Like Microsoft with xCloud, Facebook is going to war with Apple because of the app store policy and the blocking of services imposed on it. Indeed, the service is forced to offer a restricted experience on iOS, deprived of all the mini-games available yet on Android.
Apple’s great feat. The Cupertino company has managed to alienate Microsoft and Facebook, in a few days apart. Performance that wouldn’t have been possible without the particularly silly restrictions on cloud gaming services on the App Store.
Indeed, according to the conditions set by the Apple brand, each game offered through an application must be individually tested by Apple in order to obtain a qualification according to the genre and the minimum recommended age. This classification was designed to protect the youngest from inappropriate content (violence, sex, drugs, etc.).
For Microsoft, it would take way too long, xCloud offering a hundred titles. Note that the rule established by Apple applies only to video games, but not to YouTube, Spotify or Netflix. If we follow Apple’s logic, young people are therefore free to go and see horrors on its services, but not to play Minecraft Dungeons with friends via cloud gaming. As a result of the races, xCloud will be exclusive to Android.
Also read: Mixer – Microsoft Closes Streaming Platform and Partners with Facebook Gaming
After Microsoft, it’s Facebook’s turn
However, we learned this Friday August 7 that Facebook Gaming also faces the same convoluted App Store rules. The social network just launched its cloud gaming service on iOS today. Developed to compete with Twitch and YouTube Gaming, Facebook Gaming marks its difference with the integration of mini-games. The sticking point is here.

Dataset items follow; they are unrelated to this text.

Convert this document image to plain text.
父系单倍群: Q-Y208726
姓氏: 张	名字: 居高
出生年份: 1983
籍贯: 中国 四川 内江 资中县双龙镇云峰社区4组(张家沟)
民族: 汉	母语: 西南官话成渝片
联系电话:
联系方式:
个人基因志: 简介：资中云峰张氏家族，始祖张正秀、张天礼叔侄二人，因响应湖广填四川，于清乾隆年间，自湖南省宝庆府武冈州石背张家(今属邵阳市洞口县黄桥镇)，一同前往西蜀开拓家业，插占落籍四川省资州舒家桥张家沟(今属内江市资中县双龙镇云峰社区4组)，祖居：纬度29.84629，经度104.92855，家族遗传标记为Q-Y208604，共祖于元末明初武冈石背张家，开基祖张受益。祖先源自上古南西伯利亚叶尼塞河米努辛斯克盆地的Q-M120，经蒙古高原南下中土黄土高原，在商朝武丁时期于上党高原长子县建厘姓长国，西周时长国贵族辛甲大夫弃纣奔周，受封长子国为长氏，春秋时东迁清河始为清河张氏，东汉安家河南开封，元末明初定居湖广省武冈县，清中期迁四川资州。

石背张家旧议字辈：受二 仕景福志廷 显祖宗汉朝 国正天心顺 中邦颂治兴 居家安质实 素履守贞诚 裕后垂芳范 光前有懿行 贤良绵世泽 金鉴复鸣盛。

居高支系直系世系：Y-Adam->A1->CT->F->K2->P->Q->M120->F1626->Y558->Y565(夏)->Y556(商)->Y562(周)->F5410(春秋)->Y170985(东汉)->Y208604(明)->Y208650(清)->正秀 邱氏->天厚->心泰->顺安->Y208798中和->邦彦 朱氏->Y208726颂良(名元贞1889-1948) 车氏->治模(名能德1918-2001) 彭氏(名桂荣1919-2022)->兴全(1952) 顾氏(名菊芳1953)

Apple criticizes Facebook for not being crystal clear about the app’s primary purpose, which is to provide game streaming or play mini-games. To this argument, the social network retorts with figures: 95% of Facebook Gaming users on Android watch live streams. In other words, playing is by no means the main vocation of the service.
Also read: The App Store Has Generated 80% More Revenue Than The Play Store Since Early 2019
Apple applies and adapts its policy as it sees fit
Regardless, Apple’s position on the matter remains bankable. You see, the mini-games in question are accessible through the Facebook Instant Games platform. However, this is the same platform that Apple prohibits on Facebook Gaming, yet it allows on the main application of Facebook. Indeed, iOS users can play these mini-games from the Facebook app. To summarize, Apple prohibits the same function on one application, but allows it on another.
Sheryl Sandberg, Facebook COO, laments the situation: “ Unfortunately we had to remove the gaming functionality entirely in order to get Apple approval for the Facebook Gaming app – which means iOS users have a lower experience than those using Android. […] It’s a pain shared by the entire gaming industry, which ends up hurting gamers and developers and severely crippling mobile innovation for other types of formats, such as cloud gaming. ”
As a reminder, Apple is the subject of a federal investigation in the United States for its practices concerning the App Store, and more specifically the “Apple Tax”, a commission of 30% imposed on all developers on in-app purchases. A practice deemed anti-competitive, worthy of ” highway robbers According to the Chairman of the US House of Representatives Antitrust Committee David Cicciline.